Seventh IEEE International Conference on Data Mining (ICDM 2007) (2007)
Omaha, Nebraska, USA
Oct. 28, 2007 to Oct. 31, 2007
DOI Bookmark: http://doi.ieeecomputersociety.org/10.1109/ICDM.2007.18
Feature selection on multi-label documents for automatic text categorization is an under-explored research area. This paper presents a systematic document transformation framework, whereby the multi-label documents are transformed into single-label documents before applying standard feature selection algorithms, to solve the multi-label feature selection problem. Under this framework, we undertake a comparative study on four intuitive document transformation approaches and propose a novel approach called Entropy-based Label Assignment (ELA), which assigns the labels weights to a multi-label document based on label entropy. Three standard feature selection algorithms are utilized for evaluating the document transformation approaches in order to verify its impact on multi-class text categorization problems.
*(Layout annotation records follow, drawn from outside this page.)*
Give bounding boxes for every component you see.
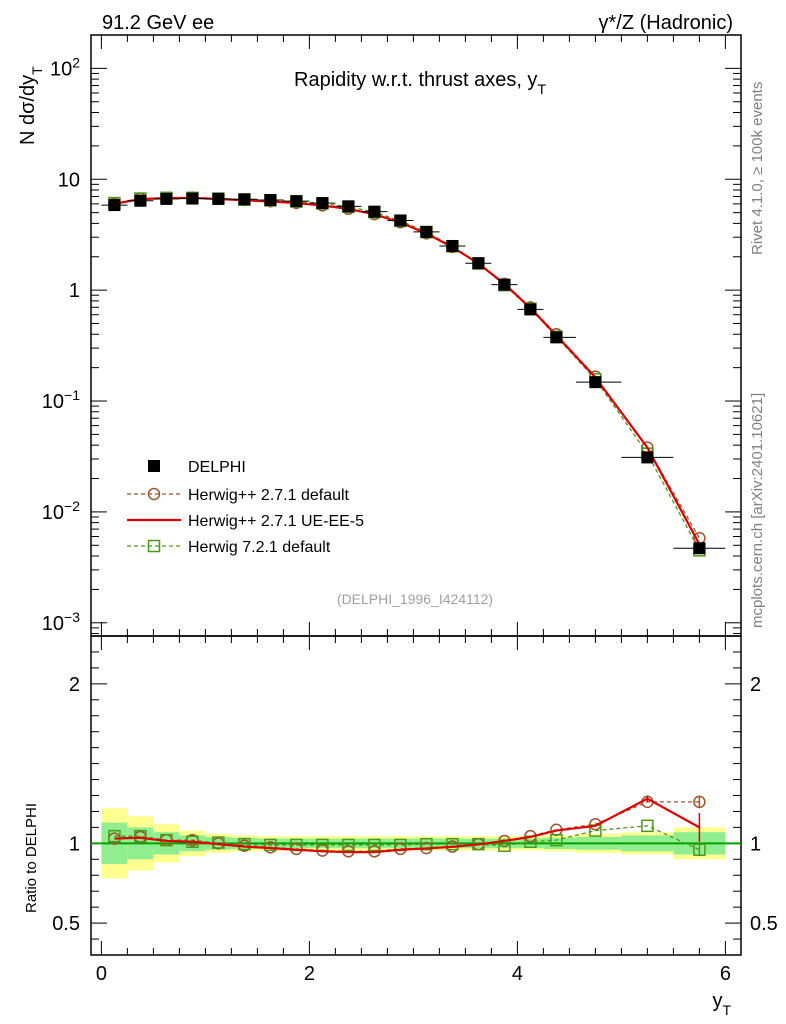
analysis-label: (DELPHI_1996_I424112) xyxy=(337,591,493,607)
x-tick-label: 0 xyxy=(96,963,107,985)
main-y-axis-label: N dσ/dyT xyxy=(17,66,45,145)
rivet-version-label: Rivet 4.1.0, ≥ 100k events xyxy=(749,82,766,255)
ratio-y-axis-label: Ratio to DELPHI xyxy=(23,803,40,913)
data-point-delphi xyxy=(472,257,485,270)
y-tick-label: 10 xyxy=(58,169,80,191)
ratio-y-tick-label-left: 1 xyxy=(69,833,80,855)
ratio-point-herwig-7-2-1-default xyxy=(368,838,381,852)
data-point-delphi xyxy=(446,240,459,253)
main-plot-frame: 10−3 10−2 10−1 1 10 102 xyxy=(42,34,742,637)
ratio-point-herwig-7-2-1-default xyxy=(108,829,121,843)
y-tick-label: 102 xyxy=(50,54,80,80)
legend-label-herwig-7-2-1-default: Herwig 7.2.1 default xyxy=(188,539,331,556)
data-point-delphi xyxy=(186,192,199,205)
ratio-point-herwig-7-2-1-default xyxy=(641,819,654,833)
ratio-y-tick-label-right: 2 xyxy=(750,674,761,696)
data-point-delphi xyxy=(264,194,277,207)
ratio-point-herwig-7-2-1-default xyxy=(420,837,433,851)
data-point-delphi xyxy=(589,376,602,389)
data-point-delphi xyxy=(641,451,654,464)
ratio-plot-border xyxy=(90,635,742,956)
header-process-label: γ*/Z (Hadronic) xyxy=(599,12,733,34)
data-point-delphi xyxy=(238,193,251,206)
mcplots-label: mcplots.cern.ch [arXiv:2401.10621] xyxy=(749,393,766,628)
legend: DELPHI Herwig++ 2.7.1 default Herwig++ 2.7… xyxy=(127,459,364,556)
data-point-delphi xyxy=(420,225,433,238)
ratio-plot-series xyxy=(108,795,706,858)
x-tick-label: 4 xyxy=(512,963,523,985)
legend-marker-herwig-7-2-1-default xyxy=(147,539,161,553)
legend-marker-herwig-2-7-1-default xyxy=(147,487,161,501)
y-tick-label: 1 xyxy=(69,280,80,302)
y-tick-label: 10−2 xyxy=(42,498,80,524)
data-point-delphi xyxy=(290,195,303,208)
ratio-point-herwig-7-2-1-default xyxy=(550,833,563,847)
ratio-point-herwig-7-2-1-default xyxy=(134,829,147,843)
data-point-delphi xyxy=(134,194,147,207)
data-point-delphi xyxy=(160,192,173,205)
data-point-delphi xyxy=(498,278,511,291)
legend-label-herwig-2-7-1-default: Herwig++ 2.7.1 default xyxy=(188,487,350,504)
ratio-point-herwig-2-7-1-default xyxy=(589,817,602,831)
y-tick-label: 10−1 xyxy=(42,387,80,413)
ratio-y-tick-label-left: 0.5 xyxy=(52,913,80,935)
data-point-delphi xyxy=(342,200,355,213)
x-axis-label: yT xyxy=(712,990,731,1018)
header-energy-label: 91.2 GeV ee xyxy=(102,12,214,34)
data-point-delphi xyxy=(108,199,121,212)
data-point-delphi xyxy=(394,214,407,227)
ratio-point-herwig-7-2-1-default xyxy=(446,837,459,851)
ratio-point-herwig-7-2-1-default xyxy=(693,843,706,856)
y-tick-label: 10−3 xyxy=(42,609,80,635)
x-tick-label: 2 xyxy=(304,963,315,985)
data-point-delphi xyxy=(524,303,537,316)
ratio-point-herwig-7-2-1-default xyxy=(238,837,251,851)
ratio-line-herwig-2-7-1-ue-ee-5 xyxy=(114,797,700,854)
ratio-point-herwig-7-2-1-default xyxy=(264,838,277,852)
data-point-delphi xyxy=(550,331,563,344)
data-point-delphi xyxy=(693,542,706,555)
data-point-delphi xyxy=(212,192,225,205)
ratio-y-tick-label-right: 0.5 xyxy=(750,913,778,935)
ratio-point-herwig-2-7-1-default xyxy=(693,795,706,809)
legend-label-delphi: DELPHI xyxy=(188,459,246,476)
main-plot-series xyxy=(101,191,726,557)
legend-label-herwig-2-7-1-ue-ee-5: Herwig++ 2.7.1 UE-EE-5 xyxy=(188,513,364,530)
x-tick-label: 6 xyxy=(720,963,731,985)
ratio-y-tick-label-right: 1 xyxy=(750,833,761,855)
data-point-delphi xyxy=(368,205,381,218)
legend-marker-delphi xyxy=(148,460,160,472)
plot-title: Rapidity w.r.t. thrust axes, yT xyxy=(294,69,546,97)
ratio-y-tick-label-left: 2 xyxy=(69,674,80,696)
data-point-delphi xyxy=(316,197,329,210)
ratio-point-herwig-7-2-1-default xyxy=(342,838,355,852)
Using a SVM classifier and two multi-label evaluation benchmark text collections, we show that the choice of document transformation approaches can significantly influence the performance of multi-class categorization and that our proposed document transformation approach ELA can achieve better performance than all other approaches.
W. Chen, Z. Chen, Q. Yang, B. Zhang and J. Yan, "Document Transformation for Multi-label Feature Selection in Text Categorization," Seventh IEEE International Conference on Data Mining (ICDM 2007)(ICDM), Omaha, Nebraska, USA, 2007, pp. 451-456.